Inquiets, les promoteurs immobiliers lèvent le pied sur les mises en vente

Mots clés : Bâtiment d’habitation individuel - Financement du logement - Gestion immobilière - Politique du logement

Malgré un niveau de commercialisation élevé au 3ème trimestre (+5,3% sur un an), les mises en vente de logements neufs ont reculé sur la même période (-7,8%). En cause selon la fédération des promoteurs immobiliers (FPI), l’inquiétude des professionnels sur la pérennité du dispositif d’investissement locatif Pinel et du prêt à taux zéro (PTZ).

Après les particuliers, c’est au tour des promoteurs immobiliers de faire preuve de frilosité. Inquiets des mesures prises dans le cadre du budget 2018, ces derniers ont levé le pied au troisième trimestre 2017. Alors que les réservations restent au beau fixe (+5,3% sur un an à 33 497 unités), les  mises en ventes de logements reculent de 7,8% à 18 304 unités sur la même période. « Nous regarderons attentivement les résultats du 4ème trimestre pour savoir si une tendance se dessine », propose Alexandra François-Cuxac, présidente de la fédération des promoteurs immobiliers (FPI). Cette dernière estime tout de même que « l’attentisme de certains promoteurs serait lié à la question de la pérennité des dispositifs gouvernementaux [prêt à taux zéro et Pinel, NDLR]. »

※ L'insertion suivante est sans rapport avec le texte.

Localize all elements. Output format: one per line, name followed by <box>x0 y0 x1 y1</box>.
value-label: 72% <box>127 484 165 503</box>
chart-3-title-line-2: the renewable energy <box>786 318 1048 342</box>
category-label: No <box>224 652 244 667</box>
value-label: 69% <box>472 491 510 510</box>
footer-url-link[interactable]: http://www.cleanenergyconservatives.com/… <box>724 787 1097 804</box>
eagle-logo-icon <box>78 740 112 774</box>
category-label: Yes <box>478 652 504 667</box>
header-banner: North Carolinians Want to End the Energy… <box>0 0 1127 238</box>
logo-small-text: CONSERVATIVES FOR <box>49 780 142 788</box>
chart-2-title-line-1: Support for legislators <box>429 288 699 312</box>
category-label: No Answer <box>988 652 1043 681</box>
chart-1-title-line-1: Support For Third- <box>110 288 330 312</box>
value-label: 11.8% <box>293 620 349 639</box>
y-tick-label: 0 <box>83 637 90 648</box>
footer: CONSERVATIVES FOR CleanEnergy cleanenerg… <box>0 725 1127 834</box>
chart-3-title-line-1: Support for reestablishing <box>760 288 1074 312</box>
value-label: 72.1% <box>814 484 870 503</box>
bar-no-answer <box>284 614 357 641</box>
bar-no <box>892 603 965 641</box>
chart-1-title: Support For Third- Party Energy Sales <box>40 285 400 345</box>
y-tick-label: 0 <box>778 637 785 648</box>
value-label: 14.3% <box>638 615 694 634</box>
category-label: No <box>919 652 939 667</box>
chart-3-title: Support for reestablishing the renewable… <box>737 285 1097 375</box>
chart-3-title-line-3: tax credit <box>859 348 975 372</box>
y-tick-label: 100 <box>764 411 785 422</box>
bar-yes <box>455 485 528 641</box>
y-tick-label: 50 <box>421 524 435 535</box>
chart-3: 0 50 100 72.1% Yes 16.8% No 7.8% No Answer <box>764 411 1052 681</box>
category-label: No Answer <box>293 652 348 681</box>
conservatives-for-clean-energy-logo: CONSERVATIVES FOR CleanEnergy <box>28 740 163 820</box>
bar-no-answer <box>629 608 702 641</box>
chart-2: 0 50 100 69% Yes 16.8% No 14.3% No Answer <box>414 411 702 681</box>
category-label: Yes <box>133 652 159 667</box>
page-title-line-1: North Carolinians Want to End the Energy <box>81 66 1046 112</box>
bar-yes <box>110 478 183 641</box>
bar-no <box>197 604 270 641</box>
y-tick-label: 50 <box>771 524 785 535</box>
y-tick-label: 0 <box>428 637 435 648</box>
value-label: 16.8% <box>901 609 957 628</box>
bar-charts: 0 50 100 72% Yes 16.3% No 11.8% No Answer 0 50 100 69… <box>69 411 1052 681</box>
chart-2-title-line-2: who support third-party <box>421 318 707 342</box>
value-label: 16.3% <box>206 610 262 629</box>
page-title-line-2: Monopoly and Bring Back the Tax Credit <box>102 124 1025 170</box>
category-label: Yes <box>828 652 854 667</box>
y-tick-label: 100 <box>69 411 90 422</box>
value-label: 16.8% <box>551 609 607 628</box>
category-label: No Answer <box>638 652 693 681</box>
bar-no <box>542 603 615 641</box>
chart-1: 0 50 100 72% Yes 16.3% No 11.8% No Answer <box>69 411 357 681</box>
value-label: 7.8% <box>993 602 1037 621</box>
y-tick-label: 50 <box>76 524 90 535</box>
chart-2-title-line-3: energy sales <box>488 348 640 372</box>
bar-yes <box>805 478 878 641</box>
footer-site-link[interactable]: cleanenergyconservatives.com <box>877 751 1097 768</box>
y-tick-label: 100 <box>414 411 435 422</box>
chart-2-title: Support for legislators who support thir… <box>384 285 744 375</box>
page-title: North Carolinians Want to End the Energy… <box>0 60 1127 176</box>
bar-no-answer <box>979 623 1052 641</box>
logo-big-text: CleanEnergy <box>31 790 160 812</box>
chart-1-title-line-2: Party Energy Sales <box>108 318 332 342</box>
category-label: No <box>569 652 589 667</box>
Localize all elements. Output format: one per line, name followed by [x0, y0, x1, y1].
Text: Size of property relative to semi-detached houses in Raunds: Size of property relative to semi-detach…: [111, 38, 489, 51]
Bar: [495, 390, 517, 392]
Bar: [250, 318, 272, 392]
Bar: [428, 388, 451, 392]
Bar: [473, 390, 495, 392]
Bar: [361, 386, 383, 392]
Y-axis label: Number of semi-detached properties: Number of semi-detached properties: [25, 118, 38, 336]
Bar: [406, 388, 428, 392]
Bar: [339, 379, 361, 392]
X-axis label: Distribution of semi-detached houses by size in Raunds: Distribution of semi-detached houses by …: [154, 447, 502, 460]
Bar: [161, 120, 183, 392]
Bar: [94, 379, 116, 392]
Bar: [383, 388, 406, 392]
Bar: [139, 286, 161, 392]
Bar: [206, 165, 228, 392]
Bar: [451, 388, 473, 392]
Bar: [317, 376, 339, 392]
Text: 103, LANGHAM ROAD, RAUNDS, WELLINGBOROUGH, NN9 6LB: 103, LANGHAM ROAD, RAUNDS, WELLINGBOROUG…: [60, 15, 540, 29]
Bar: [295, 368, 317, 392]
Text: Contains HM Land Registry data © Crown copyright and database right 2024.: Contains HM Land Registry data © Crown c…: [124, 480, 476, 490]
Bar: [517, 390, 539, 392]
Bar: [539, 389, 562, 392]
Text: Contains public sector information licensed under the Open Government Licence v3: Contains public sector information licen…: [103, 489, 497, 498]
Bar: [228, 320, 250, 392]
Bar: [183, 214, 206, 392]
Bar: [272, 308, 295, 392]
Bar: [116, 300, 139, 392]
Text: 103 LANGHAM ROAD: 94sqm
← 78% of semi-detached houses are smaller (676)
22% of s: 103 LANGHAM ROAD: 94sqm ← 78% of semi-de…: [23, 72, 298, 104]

Cette baisse des mises en vente est d’autant plus étonnante, qu’elle intervient après « douze trimestres de hausse », fait-on remarquer à la FPI. En réaction, sur les douze derniers mois, « seulement » 110 062 logements neufs ont été mis en vente, « un volume inférieur aux réservations sur la même période (118 996), calcule-t-on à la FPI. L’offre commerciale ne se reconstitue pas. » Alors qu’un bon niveau de stock représente 12 mois de commercialisation, il s’élève péniblement à 9,4 mois.

 

Sortie en douceur du Pinel en zone B2

 

Les mesures adoptées dans le cadre du projet de loi de finances pour 2018 sont dans tous les esprits. Alexandra François-Cuxac, qui estime que « les pouvoirs publics ont eu raison d’accompagner prioritairement les zones tendues », milite pour une sortie en douceur du dispositif Pinel dans les zones B2. La présidente de la FPI propose que les règles fiscales du dispositif Pinel s’appliquent aux programmes immobiliers dont le permis de construire a été déposé avant le 31 décembre 2017, et dont les actes authentiques seraient signés dans un délai de 18 mois, à partir de l’obtention du permis de construire.

Objectif pour la FPI : ne pas planter les opérations déjà engagées. Prenant l’exemple de la Bretagne et des Pays de la Loire, où 7 agglomérations sont classées en zone B2 (Laval, Le Mans, Brest, Vannes, Angers, etc.), la fédération estime que sur ce territoire, l’arrêt brutal du Pinel menacerait la construction d’un peu plus de 7 500 logements. La majorité de ces habitations en serait au stade de la signature de la promesse de vente du terrain (43%), de la demande du permis de construire (17 à 23%) ou de l’obtention du permis de construire (17 à 20%). Au total, entre 1 050 et 1 400 logements « en sont au stade de la commercialisation et pourraient être sauvés », calcule Alexandra François-Cuxac. Plusieurs amendements ont été déposés en ce sens et doivent être débattu au Parlement par les députés.